Želimir "Keli" Vidović

Personal information
- Date of birth: 17 November 1953
- Place of birth: Sarajevo, FPR Yugoslavia
- Date of death: 17 May 1992 (aged 38)
- Place of death: Sarajevo, Bosnia and Herzegovina
- Position: Defender

Senior career*
- Years: Team / Apps / (Gls)
- 0000–1974: Bosna Sarajevo
- 1974–1983: Sarajevo / 241 / (14)
- 1983–1989: GAK / 151 / (14)
- 1984: → Union Wels (loan) / 16 / (2)

International career
- 1977–1980: Yugoslavia / 2 / (0)

= Želimir Vidović =

Yugoslav footballer (1953–1992)

Želimir "Keli" Vidović (17 November 1953 – 17 May 1992) was a Bosnian footballer and a star member of FK Sarajevo during the 1970s and early 1980s.

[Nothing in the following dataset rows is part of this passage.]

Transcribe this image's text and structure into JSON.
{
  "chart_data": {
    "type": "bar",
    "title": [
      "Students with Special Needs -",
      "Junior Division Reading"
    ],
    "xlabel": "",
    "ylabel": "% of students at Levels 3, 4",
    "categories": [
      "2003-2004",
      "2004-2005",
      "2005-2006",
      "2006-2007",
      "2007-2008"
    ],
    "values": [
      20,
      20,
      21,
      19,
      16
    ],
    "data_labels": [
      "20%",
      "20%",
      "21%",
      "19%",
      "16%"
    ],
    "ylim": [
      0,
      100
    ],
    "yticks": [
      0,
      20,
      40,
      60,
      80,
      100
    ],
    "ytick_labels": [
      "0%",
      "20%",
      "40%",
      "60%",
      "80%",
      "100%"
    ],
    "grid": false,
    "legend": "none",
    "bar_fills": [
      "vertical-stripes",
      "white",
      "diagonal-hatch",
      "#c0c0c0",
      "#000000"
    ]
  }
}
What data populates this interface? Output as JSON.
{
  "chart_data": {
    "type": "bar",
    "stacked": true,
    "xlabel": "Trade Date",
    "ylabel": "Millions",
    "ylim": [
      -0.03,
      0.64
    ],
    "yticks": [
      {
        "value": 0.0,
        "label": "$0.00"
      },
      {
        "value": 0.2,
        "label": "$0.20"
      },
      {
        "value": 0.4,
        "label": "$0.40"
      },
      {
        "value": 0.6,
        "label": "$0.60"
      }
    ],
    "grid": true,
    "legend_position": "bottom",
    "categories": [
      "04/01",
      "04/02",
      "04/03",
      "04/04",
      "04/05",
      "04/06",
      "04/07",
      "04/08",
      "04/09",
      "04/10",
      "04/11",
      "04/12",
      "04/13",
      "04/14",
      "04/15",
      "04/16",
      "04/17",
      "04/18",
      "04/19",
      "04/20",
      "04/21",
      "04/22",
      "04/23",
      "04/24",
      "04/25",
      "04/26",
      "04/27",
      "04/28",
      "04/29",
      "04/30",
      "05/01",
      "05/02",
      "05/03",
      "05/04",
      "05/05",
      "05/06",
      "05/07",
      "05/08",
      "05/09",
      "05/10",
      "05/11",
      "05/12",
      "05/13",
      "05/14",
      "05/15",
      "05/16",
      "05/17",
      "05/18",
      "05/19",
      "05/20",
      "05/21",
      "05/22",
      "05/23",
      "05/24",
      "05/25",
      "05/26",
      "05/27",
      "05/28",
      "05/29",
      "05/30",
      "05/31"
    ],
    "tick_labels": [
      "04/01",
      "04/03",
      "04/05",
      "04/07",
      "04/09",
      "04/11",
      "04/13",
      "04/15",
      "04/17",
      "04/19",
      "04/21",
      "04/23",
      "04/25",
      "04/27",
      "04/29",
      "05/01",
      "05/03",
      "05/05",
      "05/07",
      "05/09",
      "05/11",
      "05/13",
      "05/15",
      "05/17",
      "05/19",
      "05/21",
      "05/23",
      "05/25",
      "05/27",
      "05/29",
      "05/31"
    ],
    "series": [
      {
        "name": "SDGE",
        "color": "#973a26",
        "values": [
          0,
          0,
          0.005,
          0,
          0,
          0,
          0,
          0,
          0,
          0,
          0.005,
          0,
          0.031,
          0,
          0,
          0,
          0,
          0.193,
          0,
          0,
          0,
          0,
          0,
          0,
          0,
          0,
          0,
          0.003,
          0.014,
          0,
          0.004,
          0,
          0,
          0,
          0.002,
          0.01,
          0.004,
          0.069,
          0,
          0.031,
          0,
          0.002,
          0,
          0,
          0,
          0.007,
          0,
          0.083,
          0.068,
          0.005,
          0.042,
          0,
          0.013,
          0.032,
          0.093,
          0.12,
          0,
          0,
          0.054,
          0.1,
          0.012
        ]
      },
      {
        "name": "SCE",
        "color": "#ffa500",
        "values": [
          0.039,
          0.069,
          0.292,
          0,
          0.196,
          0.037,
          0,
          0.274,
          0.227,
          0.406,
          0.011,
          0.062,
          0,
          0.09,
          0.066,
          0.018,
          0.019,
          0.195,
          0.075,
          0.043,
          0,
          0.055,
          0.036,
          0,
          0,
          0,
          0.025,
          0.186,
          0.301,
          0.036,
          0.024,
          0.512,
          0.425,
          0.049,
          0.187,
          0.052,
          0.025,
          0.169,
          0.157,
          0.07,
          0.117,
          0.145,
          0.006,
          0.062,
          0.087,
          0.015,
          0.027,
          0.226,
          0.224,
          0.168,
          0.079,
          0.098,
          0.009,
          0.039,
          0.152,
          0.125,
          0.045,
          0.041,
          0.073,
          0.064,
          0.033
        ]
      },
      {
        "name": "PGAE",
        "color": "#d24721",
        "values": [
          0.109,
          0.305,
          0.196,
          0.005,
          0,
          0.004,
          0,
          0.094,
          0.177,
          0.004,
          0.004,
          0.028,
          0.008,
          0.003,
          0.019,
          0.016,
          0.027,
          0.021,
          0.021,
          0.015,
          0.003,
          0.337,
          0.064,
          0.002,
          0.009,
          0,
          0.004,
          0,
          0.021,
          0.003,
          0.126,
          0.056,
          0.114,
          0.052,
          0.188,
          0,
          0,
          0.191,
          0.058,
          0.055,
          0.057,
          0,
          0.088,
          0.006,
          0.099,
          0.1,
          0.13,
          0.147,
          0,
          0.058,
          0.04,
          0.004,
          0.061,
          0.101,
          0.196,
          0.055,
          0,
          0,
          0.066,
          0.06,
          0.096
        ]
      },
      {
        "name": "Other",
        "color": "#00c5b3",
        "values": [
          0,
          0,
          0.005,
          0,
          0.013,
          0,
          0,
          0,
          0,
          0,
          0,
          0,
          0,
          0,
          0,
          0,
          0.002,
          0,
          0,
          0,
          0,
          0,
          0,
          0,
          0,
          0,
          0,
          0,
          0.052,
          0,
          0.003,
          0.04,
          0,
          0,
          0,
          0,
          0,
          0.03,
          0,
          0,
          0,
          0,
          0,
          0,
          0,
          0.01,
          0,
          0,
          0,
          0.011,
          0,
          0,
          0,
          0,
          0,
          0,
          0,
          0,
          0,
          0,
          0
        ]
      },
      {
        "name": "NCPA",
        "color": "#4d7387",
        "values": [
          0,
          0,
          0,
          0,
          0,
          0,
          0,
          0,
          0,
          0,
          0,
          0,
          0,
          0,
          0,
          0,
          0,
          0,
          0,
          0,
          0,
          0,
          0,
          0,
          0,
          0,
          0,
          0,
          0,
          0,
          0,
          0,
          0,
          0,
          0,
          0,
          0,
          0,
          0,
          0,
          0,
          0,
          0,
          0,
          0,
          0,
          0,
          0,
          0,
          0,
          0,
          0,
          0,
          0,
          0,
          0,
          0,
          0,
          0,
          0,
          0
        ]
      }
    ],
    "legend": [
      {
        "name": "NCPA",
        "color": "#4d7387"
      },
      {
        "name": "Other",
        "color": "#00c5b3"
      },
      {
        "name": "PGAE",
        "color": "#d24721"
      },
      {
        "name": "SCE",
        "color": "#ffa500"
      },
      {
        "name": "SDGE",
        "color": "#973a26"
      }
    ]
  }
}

He was killed during the Siege of Sarajevo while transporting wounded citizens of Dobrinja to a nearby hospital.

== Club career ==
Vidović joined FK Sarajevo in the summer of 1974 from local Sarajevo side FK Bosna. He played his first game for the maroon-whites on 14 August of the same year, and would go on to compete in 29 ties during his first season with the club. He spent nine years at the Koševo stadium, and was a pivotal member of the squad that played a large role in the 1980–81 UEFA Cup and reached the final of the Yugoslav Cup. In 1983, he joined Austrian side GAK, whom he represented for a further 6 seasons, before retiring from professional football in 1989.

==International career==
He earned his first cap for Yugoslavia on 1 February 1977 in a friendly against Mexico, which Yugoslavia won 5–1. On 22 March 1980, he earned his second cap in a 2–1 victory over Uruguay.

== Death ==
On 17 May 1992, with the Siege of Sarajevo already underway, Vidović (who was an ethnic Serb) took part in a volunteer operation to help transport civilians, wounded by Serb forces, from nearby hospital in the Sarajevo neighbourhood of Dobrinja to Koševo hospital. After the convoy was stopped at a Serb military checkpoint, he was taken away by soldiers and all traces of him disappeared for four years. In 1996, his remains were discovered in a shallow mass grave along with the remains of three other people. On 5 June 2004, his remains were buried in Sarajevo, along with an FK Sarajevo jersey.

== Legacy ==
An annual tournament in his honour has been organized since 2004. A street in the neighborhood of Dobrinja carries his name. The FK Sarajevo Training Centre is named after him.

Documentary film, Heroj u kopačkama, by sport journalist Muhamed Bikić, premiered at the 72nd anniversary celebration of the FK Sarajevo, in National Theatre in Sarajevo on 24 October 2018.